Charles Schwartz, member of AIPAD, and a founding member of the Daguerreian Society, has been a collector of 19th and 20th century photographs since 1970 and a photography dealer since 1990. His areas of specialization include Japanese photography before and between the wars; portraits of photographers; the African-American experience (from Civil War to the present); and 19th century cased images, including Japanese ambrotypes. Schwartz is a photographer, as well as a dealer and collector. In 1998 he built a large-scale camera obscura (overlooking Manhattan’s Central Park) with which he makes photographs in color and black and white.

Recent projects include publication of Camera Obscura, Visions in the Dark (2005), a catalogue of images created by Charles Schwartz and Bill Westheimer, and Japanese Ambrotypes: Images from the Charles Schwartz Collection (1867–1890), published in 2009. Future projects include the expansion of Schwartz’ ‘Double-Vintage Collection’ (objects displayed alongside vintage photographs in which they are depicted) with plans for a future publication and exhibition.

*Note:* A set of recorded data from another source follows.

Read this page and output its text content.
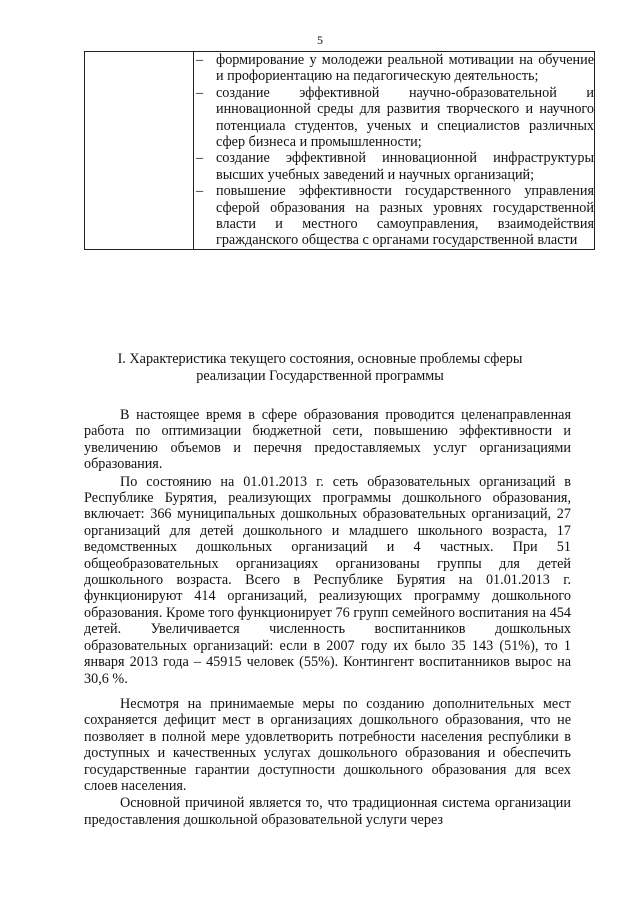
5

– формирование у молодежи реальной мотивации на обучение и профориентацию на педагогическую деятельность;
– создание эффективной научно-образовательной и инновационной среды для развития творческого и научного потенциала студентов, ученых и специалистов различных сфер бизнеса и промышленности;
– создание эффективной инновационной инфраструктуры высших учебных заведений и научных организаций;
– повышение эффективности государственного управления сферой образования на разных уровнях государственной власти и местного самоуправления, взаимодействия гражданского общества с органами государственной власти
I. Характеристика текущего состояния, основные проблемы сферы
реализации Государственной программы

В настоящее время в сфере образования проводится целенаправленная работа по оптимизации бюджетной сети, повышению эффективности и увеличению объемов и перечня предоставляемых услуг организациями образования.

По состоянию на 01.01.2013 г. сеть образовательных организаций в Республике Бурятия, реализующих программы дошкольного образования, включает: 366 муниципальных дошкольных образовательных организаций, 27 организаций для детей дошкольного и младшего школьного возраста, 17 ведомственных дошкольных организаций и 4 частных. При 51 общеобразовательных организациях организованы группы для детей дошкольного возраста. Всего в Республике Бурятия на 01.01.2013 г. функционируют 414 организаций, реализующих программу дошкольного образования. Кроме того функционирует 76 групп семейного воспитания на 454 детей. Увеличивается численность воспитанников дошкольных образовательных организаций: если в 2007 году их было 35 143 (51%), то 1 января 2013 года – 45915 человек (55%). Контингент воспитанников вырос на 30,6 %.

Несмотря на принимаемые меры по созданию дополнительных мест сохраняется дефицит мест в организациях дошкольного образования, что не позволяет в полной мере удовлетворить потребности населения республики в доступных и качественных услугах дошкольного образования и обеспечить государственные гарантии доступности дошкольного образования для всех слоев населения.

Основной причиной является то, что традиционная система организации предоставления дошкольной образовательной услуги через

Schwartz has been, and remains, a private dealer; however, he has exhibited his artists and personal collections with a number of galleries including Steven Kasher, Alan Klotz, and Howard Greenberg. His institutional sales and loans include such prestigious institutions as the Metropolitan Museum of Art, the Museum of Fine Arts, Houston; International Center of Photography (ICP); The National Portrait Gallery; The Library of Congress; The San Francisco Museum of Art; the J. Paul Getty Museum; the Nelson-Atkins Museum of Art, and the Izu Photo Museum in Japan.